Americans seem to have a love-hate relationship with their ever-present green lawns.
People love the beautiful green of Kentucky bluegrass, but they get tired of watering and mowing it.
“‘Give me a grass I don't have to mow!'” people demand, said Tracy Dougher, horticulture professor at Montana State University.
MSU researchers have been looking for some time for a grass that needs less watering and less mowing. Americans spend billions and considerable energy on their lawns.
At the Bozeman Area Research and Teaching Farm south of the Tech Park, Dougher showed a plot of Kentucky bluegrass that professor David Sands and retired professor George Evans bred to grow shorter.
Dougher is experimenting with a different idea – native grasses.
This summer she's growing a plot with 11 varieties of fine fescue grass, mown at different heights, to see how well they perform.
What's wrong with Kentucky bluegrass? It may have been given an American name by Thomas Jefferson, but it actually came from Europe. Fine fescues are native American plants, she said, and they need less water than Kentucky bluegrass.
“All grasses grow,” she said. “But with fine fescues, you can mow it twice in the spring and let it go the rest of the summer.”
The plot of native grass isn't a deep green like the nearby strip of Kentucky bluegrass, but for Dougher that's part of its charm. It looks like it belongs in the Montana landscape.
“I like it because of its sense of place,” she said. And the fine fescue will hold its lighter green color longer than Kentucky bluegrass.
Fine fescue will probably never replace Kentucky bluegrass, she said, but it may find a niche – like covering larger lots.
Dougher said she worked with Springhill Sod Farm on a research project to see if native grasses could be sold commercially as sod. Kentucky bluegrass is great at knitting together a root system that allows it to be harvested, rolled up in big rolls and sold for instant lawns. The sod farm was able to cut up the native grass plot and sell it, she said.
“Some sod farms are picking up on that,” she said.
Doing research with Dougher this summer is Joe Bradshaw, a Bozeman High School biology teacher, thanks to an M.J. Murdock Foundation grant to get high school teachers involved in scientific research.
Bradshaw is working on the other aspect of Dougher's research – investigating 34 native species of flowering perennials in an effort to get more native plants on the market and into people's gardens.

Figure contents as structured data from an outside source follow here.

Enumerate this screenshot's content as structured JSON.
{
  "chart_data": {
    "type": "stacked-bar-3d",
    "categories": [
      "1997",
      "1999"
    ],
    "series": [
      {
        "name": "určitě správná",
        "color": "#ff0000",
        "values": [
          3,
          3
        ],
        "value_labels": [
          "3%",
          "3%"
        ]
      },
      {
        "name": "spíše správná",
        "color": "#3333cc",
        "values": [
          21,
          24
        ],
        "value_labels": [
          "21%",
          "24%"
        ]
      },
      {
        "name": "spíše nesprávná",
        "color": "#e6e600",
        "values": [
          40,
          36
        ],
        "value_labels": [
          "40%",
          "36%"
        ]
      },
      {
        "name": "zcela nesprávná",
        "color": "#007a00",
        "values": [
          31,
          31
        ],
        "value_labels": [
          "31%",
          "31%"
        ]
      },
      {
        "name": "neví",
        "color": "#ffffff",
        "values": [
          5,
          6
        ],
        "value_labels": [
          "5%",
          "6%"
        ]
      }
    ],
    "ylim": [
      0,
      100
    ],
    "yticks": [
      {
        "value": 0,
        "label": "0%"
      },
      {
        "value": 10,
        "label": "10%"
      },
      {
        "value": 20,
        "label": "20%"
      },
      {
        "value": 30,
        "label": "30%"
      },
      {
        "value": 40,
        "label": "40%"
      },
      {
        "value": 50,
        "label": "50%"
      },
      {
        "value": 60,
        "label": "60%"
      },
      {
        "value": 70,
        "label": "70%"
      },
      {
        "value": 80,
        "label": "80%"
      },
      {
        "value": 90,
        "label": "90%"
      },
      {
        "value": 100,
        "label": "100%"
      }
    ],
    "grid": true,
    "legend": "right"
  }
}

Arrowleaf balsamroot, for example, produces showy yellow flowers all over the Montana hillsides in spring, but it's tricky to transplant and takes seven years to flower.
“Our next project is to see what we can do to hasten flowering,” Dougher said.
Dougher started out in college earning a math degree, but by her senior year realized she missed the gardening she had grown up with in Illinois. The oldest of nine kids, she came from a family that depended on the fruits and vegetables raised in its garden.
She switched to horticulture, did research and even got to help with growing plants for NASA on the Space Station. Now she gets to work outside in the summer and learn more about growing Montana's native plants.
“I get to do my hobby,” she said. “I enjoy it.”